I was reading the definitions:
Let $X$ be a vector space and $f: X \times X \longrightarrow \mathbb K$, where $\mathbb K = \mathbb R$ or $\mathbb C$. $f$ is said to be a Hermitian form on $X$ if: $\forall$ $x,y,z \in X$ and $\lambda \in \mathbb K$:
$1)$ $f(x+y,z) = f(x,z) + f(y,z)$
$2)$ $f(\lambda x,y) = \lambda f(x,y)$
$3)$ $f(x,y) = f(y,x)^*$, where $^*$ indicates the complex conjugate.
If, in addition, $\forall$ $ x \in X$, $f(x,x) \ge 0$, then $f$ is said to be a non-negative Hermitian form on $X$.

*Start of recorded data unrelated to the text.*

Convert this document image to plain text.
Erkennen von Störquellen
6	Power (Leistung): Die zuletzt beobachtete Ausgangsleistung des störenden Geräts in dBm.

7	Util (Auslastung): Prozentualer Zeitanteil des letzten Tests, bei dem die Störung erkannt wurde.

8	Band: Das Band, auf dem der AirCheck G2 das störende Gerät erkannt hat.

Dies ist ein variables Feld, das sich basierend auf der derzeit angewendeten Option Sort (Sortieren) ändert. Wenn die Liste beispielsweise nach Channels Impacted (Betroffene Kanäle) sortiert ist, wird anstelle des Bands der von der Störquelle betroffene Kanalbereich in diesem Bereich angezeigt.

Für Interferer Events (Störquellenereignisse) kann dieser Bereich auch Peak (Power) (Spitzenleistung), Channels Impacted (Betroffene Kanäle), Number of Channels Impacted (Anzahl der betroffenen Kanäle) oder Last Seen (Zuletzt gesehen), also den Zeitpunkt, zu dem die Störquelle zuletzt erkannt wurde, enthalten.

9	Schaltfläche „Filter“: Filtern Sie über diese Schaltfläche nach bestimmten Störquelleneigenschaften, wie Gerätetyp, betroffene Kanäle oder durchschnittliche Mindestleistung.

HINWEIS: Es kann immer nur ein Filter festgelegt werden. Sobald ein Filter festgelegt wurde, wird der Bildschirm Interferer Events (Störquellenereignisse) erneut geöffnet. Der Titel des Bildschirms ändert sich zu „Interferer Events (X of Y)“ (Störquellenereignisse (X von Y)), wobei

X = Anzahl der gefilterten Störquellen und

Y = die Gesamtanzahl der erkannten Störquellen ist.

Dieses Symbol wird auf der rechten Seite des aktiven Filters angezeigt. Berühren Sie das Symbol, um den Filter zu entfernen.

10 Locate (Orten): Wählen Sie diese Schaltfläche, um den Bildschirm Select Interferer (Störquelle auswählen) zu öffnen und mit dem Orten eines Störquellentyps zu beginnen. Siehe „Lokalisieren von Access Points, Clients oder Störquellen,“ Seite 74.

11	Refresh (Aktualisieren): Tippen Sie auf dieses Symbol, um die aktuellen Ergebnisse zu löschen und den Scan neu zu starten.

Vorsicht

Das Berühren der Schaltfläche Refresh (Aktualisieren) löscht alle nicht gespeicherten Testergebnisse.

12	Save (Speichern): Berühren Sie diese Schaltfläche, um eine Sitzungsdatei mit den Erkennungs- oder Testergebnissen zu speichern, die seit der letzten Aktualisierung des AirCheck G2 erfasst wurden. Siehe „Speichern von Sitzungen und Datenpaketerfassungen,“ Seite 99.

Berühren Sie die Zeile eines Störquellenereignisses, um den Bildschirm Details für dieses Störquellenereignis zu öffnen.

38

$f$ is said to be an inner product on $X$ if it is a non-negative Hermitian form and $\forall$ $x$, $f(x,x) = 0 \implies x = 0$
I can think of some non-negative Hermitian forms and I already have many examples, but they all happen to be inner products as well.
What is an example of a non-negative Hermitian form which is still not an inner product?
That is, $\exists$ $x \in X \setminus \{0\}$ such that: $f(x,x) = 0$.
Thanks.
Comment promoted to answer, per request of OP.
Let the vector space be ${\bf R}^2$, and let $f((a,b),(c,d))=ac$. Note that $f((0,17),(0,17))=0$.